Bölüm 41

12.8K 358 16
                                    

Bölüm 41

(6 ay sonra...)

Oğuz elindeki suyu bana uzattı.
"daha iyi misin?" al işte! Çocuğu da korkuttun Deren.

Sudan bir yudum aldım.
"daha iyiyim." senin kadar yalancısını da görmedim.

Oğuz kehribar rengine yakın gözlerini hâlâ kuşkuyla üstümde gezdiriyordu. Karnım ağrımıştı. Normaldi. Doktor zaten olabileceğini söylemişti ama Oğuz gereksiz bir telaş içindeydi.

Gözlerine güven vermek ister gibi bakarken elimi Oğuz'un yumuşacık sarı saçlarına daldırdım. Küçükken saçlarına hayran kalırdım. Sürekli dokunmaya çalışırdım.

"ama Oğuz! Sen benim saçlarıma dokunuyorsun ya... Ben de dokunsam?" dudaklarını bükmüş dolmuş gözlerle Oğuz'a bakmaya başlamıştı Deren.

Oğuz başını dikleştirdi.
"hayır olm-" Deren çatık kaşlarıyla karşısına dikildi. Konuşmasına izin vermeden saçlarına asıldı. Bu hareketiyle Oğuzla birlikte yere düşerken umurunda bile değildi.

İpek gibi yumuşacık bulduğu saçlarına dokundu Oğuz'un. Oğuz sinirle kucağından kalkmaya çalışıyordu. Deren ona sıkıca sarıldı. Diğer ki eliyle hâlâ saçına dokunuyordu.
"Oğuz bir dahakine karşılıklı yapalım. Sen bana saçlarını dokundurmadığında bende dokundurmam!" demişti kısık sesiyle.

Oğuz elinden kurulduğunda Deren'in dağıtmış olduğu saçlarını düzeltmeye çalıştı. Onlara doğru bilmişçe ilerleyen Yankı Deren'in saçından tutup çekti.
"neden Oğuz'un saçını çektin sen?!"

Deren Yankı'nın çektiği saçlarından kurtulmaya çalışırken Oğuz aralarına girmişti. Deren koşarak yanlarından ayrılırken bir köşeye oturup saçları acıdığı için ağlıyordu.

Bir süre sonra yanına giden Oğuz Yankı'nın çektiği saçlarını sevmeye başladı. Deren ona çatık kaşlarıyla bakmaya başladı.
"tamam öyle bakma," dedi Oğuz. "Birdahakine saçlarıma dokunmana izin veririm."

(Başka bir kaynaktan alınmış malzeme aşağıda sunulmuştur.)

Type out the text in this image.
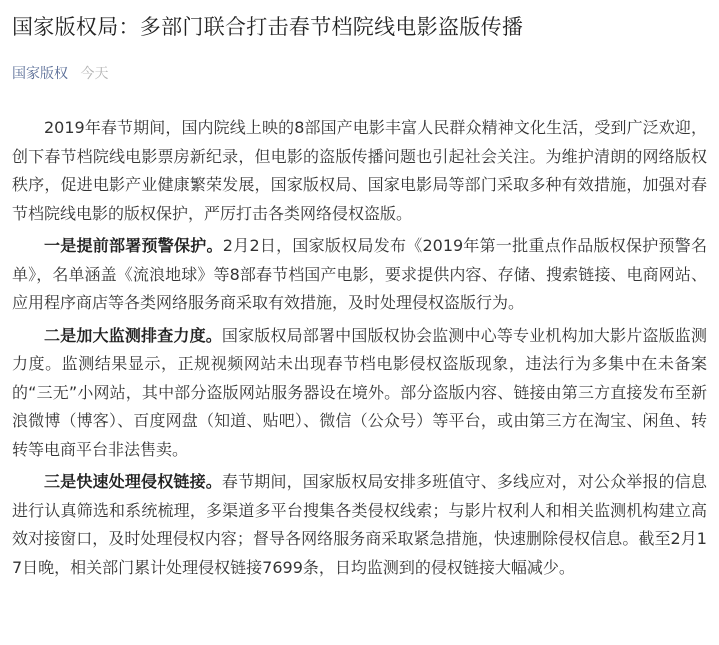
国家版权局：多部门联合打击春节档院线电影盗版传播
国家版权 今天

2019年春节期间，国内院线上映的8部国产电影丰富人民群众精神文化生活，受到广泛欢迎，创下春节档院线电影票房新纪录，但电影的盗版传播问题也引起社会关注。为维护清朗的网络版权秩序，促进电影产业健康繁荣发展，国家版权局、国家电影局等部门采取多种有效措施，加强对春节档院线电影的版权保护，严厉打击各类网络侵权盗版。

一是提前部署预警保护。2月2日，国家版权局发布《2019年第一批重点作品版权保护预警名单》，名单涵盖《流浪地球》等8部春节档国产电影，要求提供内容、存储、搜索链接、电商网站、应用程序商店等各类网络服务商采取有效措施，及时处理侵权盗版行为。

二是加大监测排查力度。国家版权局部署中国版权协会监测中心等专业机构加大影片盗版监测力度。监测结果显示，正规视频网站未出现春节档电影侵权盗版现象，违法行为多集中在未备案的“三无”小网站，其中部分盗版网站服务器设在境外。部分盗版内容、链接由第三方直接发布至新浪微博（博客）、百度网盘（知道、贴吧）、微信（公众号）等平台，或由第三方在淘宝、闲鱼、转转等电商平台非法售卖。

三是快速处理侵权链接。春节期间，国家版权局安排多班值守、多线应对，对公众举报的信息进行认真筛选和系统梳理，多渠道多平台搜集各类侵权线索；与影片权利人和相关监测机构建立高效对接窗口，及时处理侵权内容；督导各网络服务商采取紧急措施，快速删除侵权信息。截至2月17日晚，相关部门累计处理侵权链接7699条，日均监测到的侵权链接大幅减少。
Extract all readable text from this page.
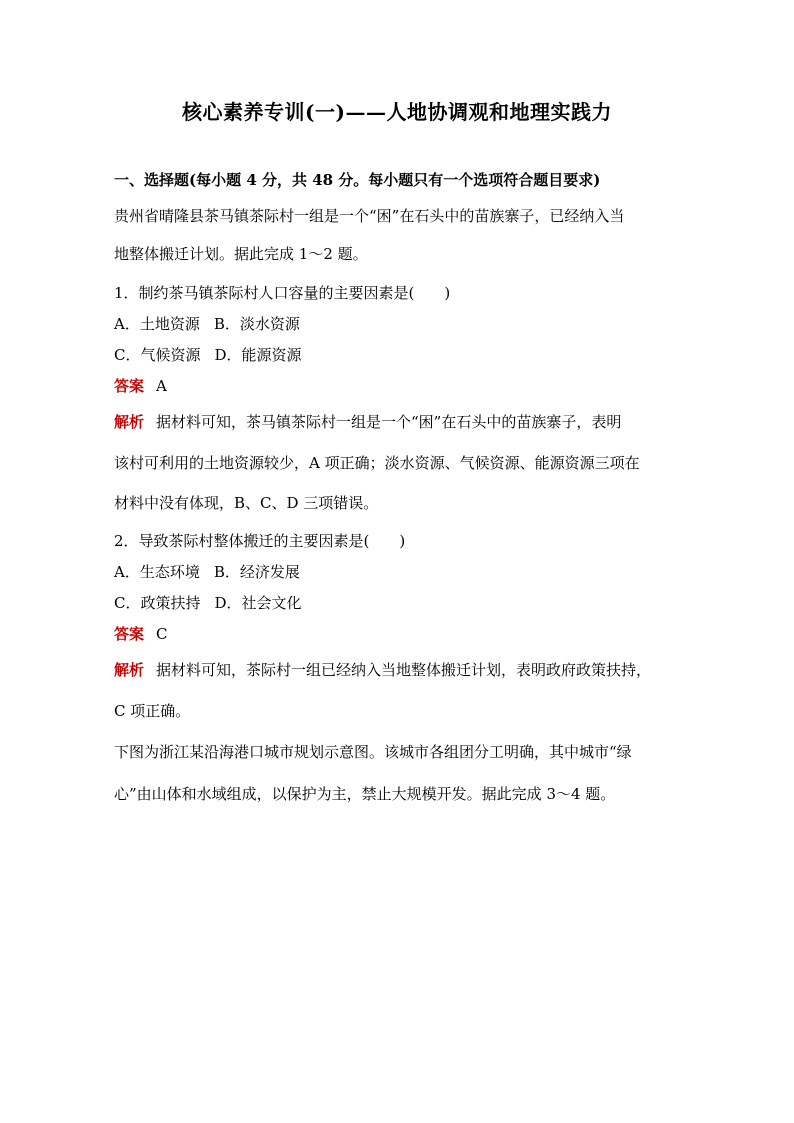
核心素养专训(一)——人地协调观和地理实践力
一、选择题(每小题 4 分，共 48 分。每小题只有一个选项符合题目要求)
贵州省晴隆县茶马镇茶际村一组是一个“困”在石头中的苗族寨子，已经纳入当
地整体搬迁计划。据此完成 1～2 题。
1．制约茶马镇茶际村人口容量的主要因素是(　　)
A．土地资源 B．淡水资源
C．气候资源 D．能源资源
答案 A
解析 据材料可知，茶马镇茶际村一组是一个“困”在石头中的苗族寨子，表明
该村可利用的土地资源较少，A 项正确；淡水资源、气候资源、能源资源三项在
材料中没有体现，B、C、D 三项错误。
2．导致茶际村整体搬迁的主要因素是(　　)
A．生态环境 B．经济发展
C．政策扶持 D．社会文化
答案 C
解析 据材料可知，茶际村一组已经纳入当地整体搬迁计划，表明政府政策扶持，
C 项正确。
下图为浙江某沿海港口城市规划示意图。该城市各组团分工明确，其中城市“绿
心”由山体和水域组成，以保护为主，禁止大规模开发。据此完成 3～4 题。
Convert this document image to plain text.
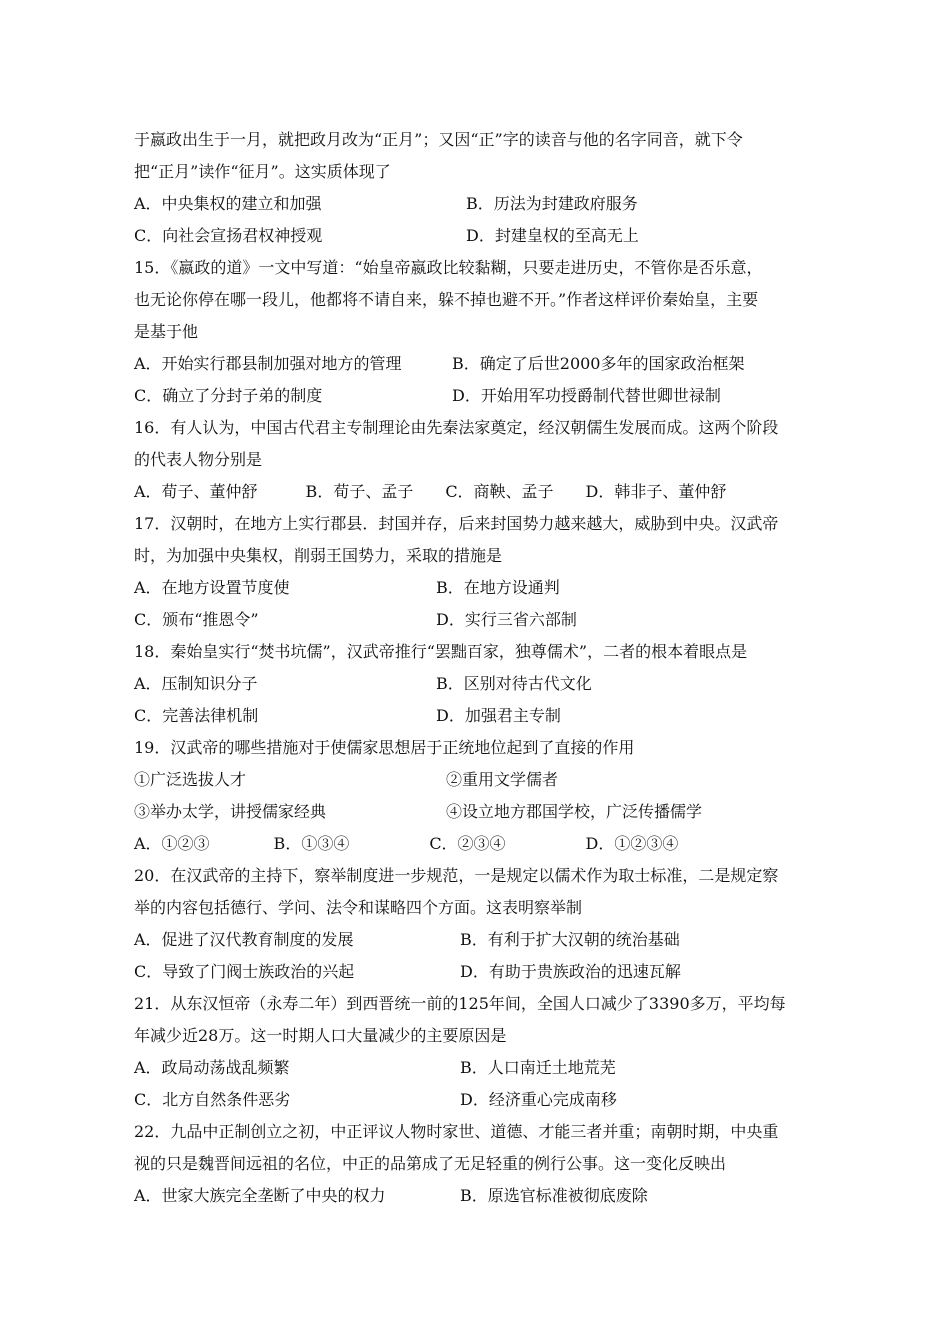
于嬴政出生于一月，就把政月改为“正月”；又因“正”字的读音与他的名字同音，就下令
把“正月”读作“征月”。这实质体现了
A．中央集权的建立和加强	B．历法为封建政府服务
C．向社会宣扬君权神授观	D．封建皇权的至高无上
15．《嬴政的道》一文中写道：“始皇帝嬴政比较黏糊，只要走进历史，不管你是否乐意，
也无论你停在哪一段儿，他都将不请自来，躲不掉也避不开。”作者这样评价秦始皇，主要
是基于他
A．开始实行郡县制加强对地方的管理	B．确定了后世2000多年的国家政治框架
C．确立了分封子弟的制度	D．开始用军功授爵制代替世卿世禄制
16．有人认为，中国古代君主专制理论由先秦法家奠定，经汉朝儒生发展而成。这两个阶段
的代表人物分别是
A．荀子、董仲舒　　　B．荀子、孟子　　C．商鞅、孟子　　D．韩非子、董仲舒
17．汉朝时，在地方上实行郡县．封国并存，后来封国势力越来越大，威胁到中央。汉武帝
时，为加强中央集权，削弱王国势力，采取的措施是
A．在地方设置节度使	B．在地方设通判
C．颁布“推恩令”	D．实行三省六部制
18．秦始皇实行“焚书坑儒”，汉武帝推行“罢黜百家，独尊儒术”，二者的根本着眼点是
A．压制知识分子	B．区别对待古代文化
C．完善法律机制	D．加强君主专制
19．汉武帝的哪些措施对于使儒家思想居于正统地位起到了直接的作用
①广泛选拔人才	②重用文学儒者
③举办太学，讲授儒家经典	④设立地方郡国学校，广泛传播儒学
A．①②③　　　　B．①③④　　　　　C．②③④　　　　　D．①②③④
20．在汉武帝的主持下，察举制度进一步规范，一是规定以儒术作为取士标准，二是规定察
举的内容包括德行、学问、法令和谋略四个方面。这表明察举制
A．促进了汉代教育制度的发展	B．有利于扩大汉朝的统治基础
C．导致了门阀士族政治的兴起	D．有助于贵族政治的迅速瓦解
21．从东汉恒帝（永寿二年）到西晋统一前的125年间，全国人口减少了3390多万，平均每
年减少近28万。这一时期人口大量减少的主要原因是
A．政局动荡战乱频繁	B．人口南迁土地荒芜
C．北方自然条件恶劣	D．经济重心完成南移
22．九品中正制创立之初，中正评议人物时家世、道德、才能三者并重；南朝时期，中央重
视的只是魏晋间远祖的名位，中正的品第成了无足轻重的例行公事。这一变化反映出
A．世家大族完全垄断了中央的权力	B．原选官标准被彻底废除
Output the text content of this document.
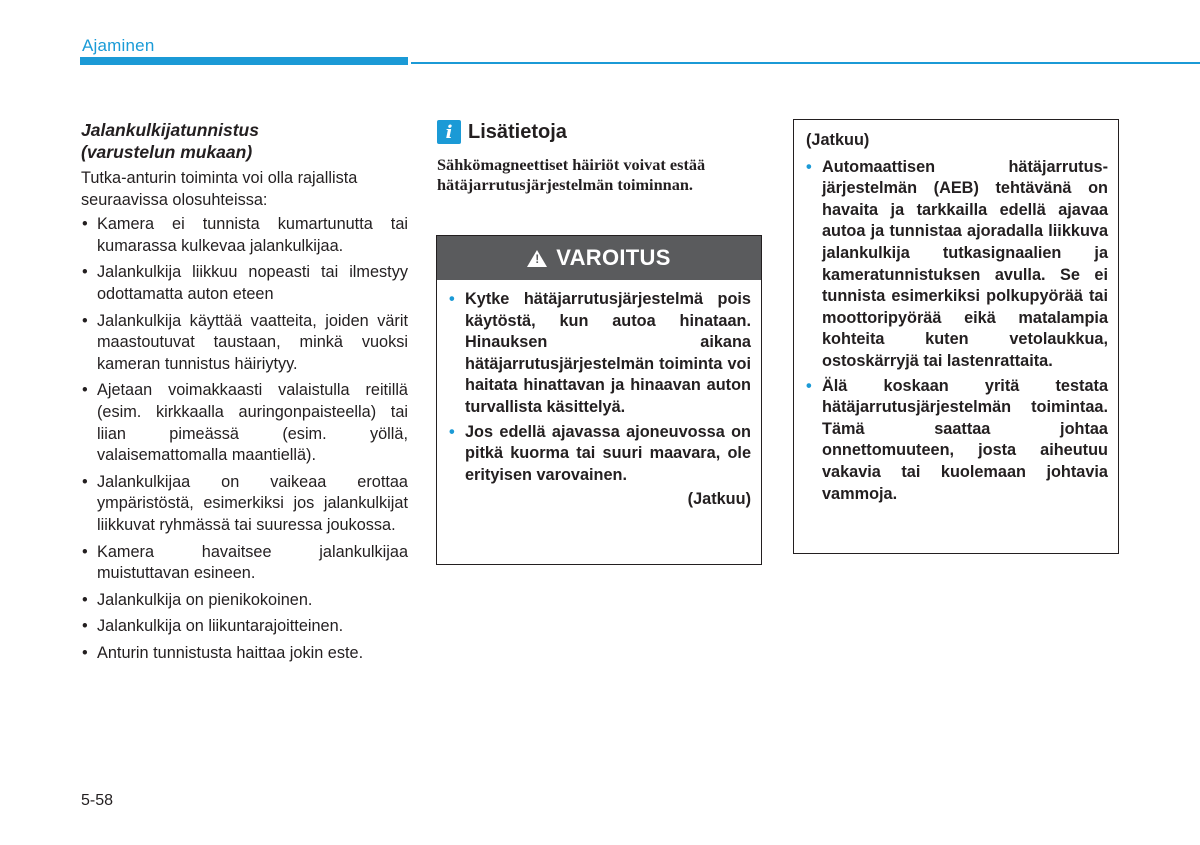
Ajaminen

Jalankulkijatunnistus
(varustelun mukaan)

Tutka-anturin toiminta voi olla rajallista seuraavissa olosuhteissa:

• Kamera ei tunnista kumartunutta tai kumarassa kulkevaa jalankulkijaa.
• Jalankulkija liikkuu nopeasti tai ilmestyy odottamatta auton eteen
• Jalankulkija käyttää vaatteita, joiden värit maastoutuvat taustaan, minkä vuoksi kameran tunnistus häiriytyy.
• Ajetaan voimakkaasti valaistulla reitillä (esim. kirkkaalla auringonpaisteella) tai liian pimeässä (esim. yöllä, valaisemattomalla maantiellä).
• Jalankulkijaa on vaikeaa erottaa ympäristöstä, esimerkiksi jos jalankulkijat liikkuvat ryhmässä tai suuressa joukossa.
• Kamera havaitsee jalankulkijaa muistuttavan esineen.
• Jalankulkija on pienikokoinen.
• Jalankulkija on liikuntarajoitteinen.
• Anturin tunnistusta haittaa jokin este.
i Lisätietoja
Sähkömagneettiset häiriöt voivat estää hätäjarrutusjärjestelmän toiminnan.
! VAROITUS
• Kytke hätäjarrutusjärjestelmä pois käytöstä, kun autoa hinataan. Hinauksen aikana hätäjarrutusjärjestelmän toiminta voi haitata hinattavan ja hinaavan auton turvallista käsittelyä.
• Jos edellä ajavassa ajoneuvossa on pitkä kuorma tai suuri maavara, ole erityisen varovainen.
(Jatkuu)
(Jatkuu)
• Automaattisen hätäjarrutusjärjestelmän (AEB) tehtävänä on havaita ja tarkkailla edellä ajavaa autoa ja tunnistaa ajoradalla liikkuva jalankulkija tutkasignaalien ja kameratunnistuksen avulla. Se ei tunnista esimerkiksi polkupyörää tai moottoripyörää eikä matalampia kohteita kuten vetolaukkua, ostoskärryjä tai lastenrattaita.
• Älä koskaan yritä testata hätäjarrutusjärjestelmän toimintaa. Tämä saattaa johtaa onnettomuuteen, josta aiheutuu vakavia tai kuolemaan johtavia vammoja.
5-58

Dayanamayıp kahkaha atarken Oğuz da gülmeye başlamıştı. Her defasında bana saçlarına dokunmam konusunda izin vereceğini söyleyip asla dokundurmazdı. Sonra tekrar kavga ederdik. Sürekli döngü halindeydik.

"o gün gidip Yankı'yı dövmüştüm." dediğinde şaşkınlıkla gözlerim açıldı.

"halam seni öldürmüştür kesin." dedim gülmemi bastırmak için dudaklarımı dişlerken.

Kaşlarını kaldırdı.
"Yankı korkusundan halana söyleyememişti." dedi.

Arkama yaslandım.
"ha bir de tehdit etmiştin." dedim.

Başını salladı.
"ne yapayım, sürekli saçını çekmek için bir sebep arıyordu." gözlerimi devirdim. Oğuz hâlâ bilemediğim bir sebeple küçüklüğümden beri saçlarıma hayrandı, tıpkı benim olduğum gibi.

"neye gülüyorsunuz bakalım?" dedi Yeliz elindeki çaylarla yanımıza gelirken.

"abini dövdüğümü anlatıyordum Deren'e." dedi Oğuz.

Yeliz'in kaşarı çatılırken Oğuz'un önüne çay koyup yanıma oturmuştu.
"niye dövdün sen abimi? Aman kesin hak etmiştir o!" dedi yüksek sesle.

Oğuz başını salladı.
"Deren'in saçını çektiği için dövüyordum."

Yeliz ikimize de şaşkınlıkla baktı.
"abimin Deren'in saçlarını çektiğini çoğu kez görmüştüm ama seni hiç abimi döverken görmemiştim." dedi kaşlarını kaldırarak. Oğuz ona eyvallah der gibi bakınca gözlerimi devirdim.